意外と高給企業への就職実績を誇るのが女子大だ。その中でお買い得度が高いのが聖心女子大学。“お嬢様”学校としての品質は高い。大手百貨店の採用担当者は「さすがに躾やマナーもしっかりしているうえに、親や親類縁者も裕福な家庭が多い。外商部門の顧客も多く、ビジネス上のメリットも少なくない」と語る。
さらに横浜国立大学は横浜師範学校が源流で、教員養成の教育人間科学部、経済学部や理工学部は名門学部。大手製造業やマスコミへも多数就職している。教員養成といえば前身が東京教育大学の筑波大学もそうだ。安定している教員を狙う学生は競争意識が希薄だと考えられているのか、筑波大学出身の大手総合電機メーカーの人事担当者は「同期はほとんどが東大、一橋大、慶大、東工大ばかりだった。入社した頃は『なんで学校の先生がうちにいるの』という目で見られた」と振り返る。
同じ横浜でも横浜市立大学の就職偏差値は低い。就職先を見ると、なぜか地元の役所や企業が多い。
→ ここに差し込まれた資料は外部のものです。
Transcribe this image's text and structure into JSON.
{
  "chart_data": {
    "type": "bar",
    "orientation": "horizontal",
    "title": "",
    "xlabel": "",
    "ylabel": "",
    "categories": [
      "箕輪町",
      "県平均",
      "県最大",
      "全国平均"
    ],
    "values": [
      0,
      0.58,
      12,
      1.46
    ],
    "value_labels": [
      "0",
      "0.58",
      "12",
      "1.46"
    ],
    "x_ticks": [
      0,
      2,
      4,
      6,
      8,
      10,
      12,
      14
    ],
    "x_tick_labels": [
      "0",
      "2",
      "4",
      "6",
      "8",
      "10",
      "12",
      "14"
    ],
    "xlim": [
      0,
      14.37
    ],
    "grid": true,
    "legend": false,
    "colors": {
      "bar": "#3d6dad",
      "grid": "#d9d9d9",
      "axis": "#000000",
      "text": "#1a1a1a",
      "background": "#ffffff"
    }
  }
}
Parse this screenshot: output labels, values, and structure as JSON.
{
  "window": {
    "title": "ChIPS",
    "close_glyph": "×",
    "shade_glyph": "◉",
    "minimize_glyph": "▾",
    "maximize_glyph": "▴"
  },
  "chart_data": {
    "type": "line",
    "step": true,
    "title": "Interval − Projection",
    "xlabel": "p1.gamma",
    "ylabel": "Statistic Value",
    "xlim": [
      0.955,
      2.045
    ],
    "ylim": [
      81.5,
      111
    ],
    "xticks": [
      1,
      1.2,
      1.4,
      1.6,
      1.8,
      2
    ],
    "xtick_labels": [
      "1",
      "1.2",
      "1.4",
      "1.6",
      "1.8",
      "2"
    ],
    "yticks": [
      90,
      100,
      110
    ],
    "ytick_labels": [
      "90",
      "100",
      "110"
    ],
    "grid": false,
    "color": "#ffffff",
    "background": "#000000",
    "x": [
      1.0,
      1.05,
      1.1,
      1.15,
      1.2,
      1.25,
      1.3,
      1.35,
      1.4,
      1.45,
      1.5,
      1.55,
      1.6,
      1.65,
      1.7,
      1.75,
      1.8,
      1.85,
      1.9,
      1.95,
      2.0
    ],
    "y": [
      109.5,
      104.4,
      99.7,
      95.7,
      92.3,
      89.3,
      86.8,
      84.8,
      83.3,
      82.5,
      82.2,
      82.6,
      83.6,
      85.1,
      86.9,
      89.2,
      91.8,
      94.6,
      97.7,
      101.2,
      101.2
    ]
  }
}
都市部にありながら一流企業志向というより、地元志向が強い。ちなみに商学部はかつて百貨店に就職する学生が多かった。とくに横浜高島屋、三越に人気があった。しかし出世となると「圧倒的に慶應が強く、横浜市立出身者はそのたびに煮え湯をのまされていた」(百貨店人事担当者)という。横浜国大に比べて、なかなか恵まれない境遇にある。
就職偏差値が低いのは工業系大学だ。学生の多くが製造業などの大手メーカーに就職するが、日本の大手メーカーの給与は他の産業に比べて低く、そのことが影響しているのかもしれない。その中で電気通信大学の就職偏差値は入学偏差値を上回っている。学生の就職者が多い電機メーカーは、業績不振の真っ直中だが、絶好調の携帯電話業界は設備などの投資拡大で「電気通信大学出身の専門の技術者が一番欲しい」(携帯電話会社の採用担当者)というほどの人気ぶりだ。